"Moonlight" Review




Title: Moonlight
Director: Barry Jenkins
Studio: A24
Genre(s): Drama
Rated: R (For some sexuality, drug use, brief violence, and language throughout)







“Moonlight” begins with a child hiding in an abandoned house.  He is bullied every day at school and has very few friends.  He doesn’t understand why kids bully him, but the few adults in his life do.  While little Chiron (played by Alex Hibbert as a child) doesn’t understand it himself, he is gay.  Also, he is black.  Being a young, gay black boy in a neighborhood that is known for drugs and gangs puts a target on your back that I suspect few of us can understand.  What broke my heart about this information is the fact that he learns this not because he comes to terms with his own sexuality himself, but because he is called a faggot.  By his mother no less!  The woman who gave birth to this child and is supposed to protect him from the world is the one who regularly enforces the idea that he is weak, broken, and undeserving of love.
We don’t know this at first of course.  When the movie begins we only see a scared boy who is afraid of everyone he comes in contact with.  This includes Juan (Mahershala Ali), a kind man who takes the boy into his house as he attempts to figure out what to do with him.  He has a girlfriend named Teresa (Janelle Monae) who is also great with handling kids.  Only later do we find out that Juan is a drug dealer.  What’s more, he is selling drugs to Chiron’s mother and contributing to his poor upbringing.  It is ironic that the only relationship this boy has is with the people who are causing the very strain in his home that is so troubling.  All of this is the first act of the film, which serves as the highlight to the rest of the film.  As the movie goes on we watch Chiron grow up and come to terms with who he is.  We watch him come to accept his sexuality as a matter of fact in life.  We see him go from being a quiet mouse to a roaring bear.

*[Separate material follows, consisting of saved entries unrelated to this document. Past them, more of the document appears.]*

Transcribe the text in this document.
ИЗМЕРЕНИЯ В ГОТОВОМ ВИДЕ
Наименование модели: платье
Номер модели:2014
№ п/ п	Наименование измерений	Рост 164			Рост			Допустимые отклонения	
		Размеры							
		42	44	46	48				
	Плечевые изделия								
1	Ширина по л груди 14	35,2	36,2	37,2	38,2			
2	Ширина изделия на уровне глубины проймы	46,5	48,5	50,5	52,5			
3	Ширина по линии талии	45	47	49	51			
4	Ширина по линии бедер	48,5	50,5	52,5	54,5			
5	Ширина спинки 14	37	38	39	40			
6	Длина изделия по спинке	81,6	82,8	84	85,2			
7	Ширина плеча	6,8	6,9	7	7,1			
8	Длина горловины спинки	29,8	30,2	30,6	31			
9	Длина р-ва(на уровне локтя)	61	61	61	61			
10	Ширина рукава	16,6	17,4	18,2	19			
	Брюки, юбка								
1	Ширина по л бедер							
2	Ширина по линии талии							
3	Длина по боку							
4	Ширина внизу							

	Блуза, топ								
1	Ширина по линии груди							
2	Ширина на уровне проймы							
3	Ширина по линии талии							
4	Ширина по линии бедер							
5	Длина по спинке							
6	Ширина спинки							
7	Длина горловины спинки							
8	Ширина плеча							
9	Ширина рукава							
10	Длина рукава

His relationships with the few people who are consistent in his life morph and change.  Sometimes for the best, sometimes for the worse.  We rarely part from him as we literally walk in his shoes and understand what a day in his life looks like.  Though I have seen many films about young gay men who need to come to terms with their sexuality, this may be the most heartbreaking I’ve seen yet.  Even if Chiron wasn’t gay it would still be a powerful story of a boy who grows up in a lifestyle he didn’t choose, having to decide whether he is going to adapt to that lifestyle or die on the street.  The film was directed by Barry Jenkins, who has directed not only a revolutionary film for gay cinema, but has cemented himself as a unique voice in the movie industry, and he is someone whose next project I will be very much looking forward to.

I have avoided talking about much of the later parts of the movie because I don’t want to spoil too many surprises for the audience, but I do need to talk about a misstep early on that keeps the film from perfection.  That is in the handling of Juan, who more or less sets many of the events in motion.  His relationship with Chiron is the highlight of the movie, yet Juan disappears from the movie after the first act, robbing the audience of a potentially complex relationship in the process.  It is not a fatal mistake, but I do feel “Moonlight” may have cut off one of its arms in doing this, and while the rest of the body can certainly function without that arm, it does so with an obvious handicap.  The fact that the rest of the film remains so strong is a testament to how good the movie is as a whole, but it is disappointing to see such a simple mistake in the screenplay.










CONSUMER ADVICE
Parents, there is some strong sexual content, drug use, language, and gang violence. Recommended for ages 17 and up.